Инспектор насторожился:
– Почему?
– Тот, что стал давать показания, сказал, что их ищет и хорватская мафия. Старые разборки, закончившиеся самыми настоящими смертными приговорами. Так что они не ушли обратно за границу, исключено.
– Но хорватская мафия сильна и в наших краях.
– По словам арестованного, они здесь проездом. Им нужно заработать немного денег, чтобы перебраться в Канаду.
– А это им не удалось…
– По нашим подсчетам, у них достаточно средств, чтобы продержаться в укрытии еще пару недель. Потом им придется что-то предпринять. Прятаться от правосудия – дорогое удовольствие.
Майор улыбнулся и вышел. Кампанья тоже улыбнулся. Смысл послания был совершенно ясен.
Он размышлял над услышанным, когда его вызвал Веронези и сообщил, что приехала сестра Назы Сабич. Она должна была опознать тело и увезти его на родину.
– Она ждет тебя в морге, – сказал Веронези.
– Почему именно я?
– Хочешь получить от меня письменные указания?
Мара Сабич оказалась красивой женщиной лет тридцати пяти. Не слишком высокая, но хорошо сложенная, с мягкими чертами лица и застенчивой улыбкой.
– Инспектор Кампанья, – представился он, протягивая руку.
– Мара Сабич.
– Мои соболезнования.
– Знаете, моя сестра бежала из Хорватии, чтобы спасти свою жизнь, – сказала она на хорошем итальянском, – и в результате была убита теми же хорватами.
– Откуда вы так знаете наш язык?
– Я медсестра и во время войны работала в госпитале, принадлежавшем итальянскому Красному Кресту.
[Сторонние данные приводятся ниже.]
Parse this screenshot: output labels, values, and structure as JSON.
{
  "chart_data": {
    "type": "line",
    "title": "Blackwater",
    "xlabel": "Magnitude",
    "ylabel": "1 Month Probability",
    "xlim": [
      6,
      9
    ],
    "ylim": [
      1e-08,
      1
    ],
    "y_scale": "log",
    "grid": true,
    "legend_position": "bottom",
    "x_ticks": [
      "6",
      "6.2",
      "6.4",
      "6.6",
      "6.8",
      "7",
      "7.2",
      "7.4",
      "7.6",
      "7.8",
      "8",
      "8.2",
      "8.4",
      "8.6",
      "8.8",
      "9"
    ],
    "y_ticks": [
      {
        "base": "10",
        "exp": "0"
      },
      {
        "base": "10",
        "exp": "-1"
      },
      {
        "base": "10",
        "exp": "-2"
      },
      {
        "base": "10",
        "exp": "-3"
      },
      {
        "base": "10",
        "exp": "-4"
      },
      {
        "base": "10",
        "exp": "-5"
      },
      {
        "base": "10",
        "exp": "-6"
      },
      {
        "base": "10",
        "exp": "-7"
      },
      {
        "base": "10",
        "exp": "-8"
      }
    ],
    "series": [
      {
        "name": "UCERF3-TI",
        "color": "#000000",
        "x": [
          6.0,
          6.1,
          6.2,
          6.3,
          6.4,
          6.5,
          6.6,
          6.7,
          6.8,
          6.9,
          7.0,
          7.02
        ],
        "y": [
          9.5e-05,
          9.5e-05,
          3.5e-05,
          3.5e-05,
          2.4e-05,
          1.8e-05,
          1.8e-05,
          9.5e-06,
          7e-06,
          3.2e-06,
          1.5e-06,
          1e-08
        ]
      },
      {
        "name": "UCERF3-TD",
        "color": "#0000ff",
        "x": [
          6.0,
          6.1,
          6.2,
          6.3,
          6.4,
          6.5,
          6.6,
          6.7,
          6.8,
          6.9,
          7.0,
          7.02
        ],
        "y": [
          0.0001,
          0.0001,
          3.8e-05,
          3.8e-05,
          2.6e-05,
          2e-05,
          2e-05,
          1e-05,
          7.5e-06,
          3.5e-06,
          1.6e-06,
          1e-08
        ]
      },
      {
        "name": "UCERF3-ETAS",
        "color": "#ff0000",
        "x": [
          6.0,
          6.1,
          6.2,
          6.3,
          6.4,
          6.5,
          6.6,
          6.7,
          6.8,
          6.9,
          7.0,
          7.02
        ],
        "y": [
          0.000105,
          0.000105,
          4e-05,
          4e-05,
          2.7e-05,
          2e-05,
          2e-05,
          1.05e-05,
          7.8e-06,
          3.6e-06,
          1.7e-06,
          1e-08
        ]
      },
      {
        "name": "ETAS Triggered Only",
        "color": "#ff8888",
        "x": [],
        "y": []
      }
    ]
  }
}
Служащий проводил их в помещение, где находилось тело ее сестры. Мара держалась мужественно и с достоинством. Она с нежностью провела рукой по лицу Назы и сказала:
– Да, это моя сестра.
Кампанья помог ей оформить документы, необходимые для перевозки тела, после чего довольно настойчиво пригласил выпить кофе: ему нужно было допросить Мару, но вести ее в квестуру он не решился. В баре он вытащил из кармана фотографии Йосипа, Зорана и Мате:
– Вы знаете этих людей?
Она кивнула:
– Да, всех троих. Они из моей деревни.
– Что они за люди?
– Футбольные фанаты, превратившиеся в фанатиков политических. Националисты. Сволочи. Они причинили много зла людям.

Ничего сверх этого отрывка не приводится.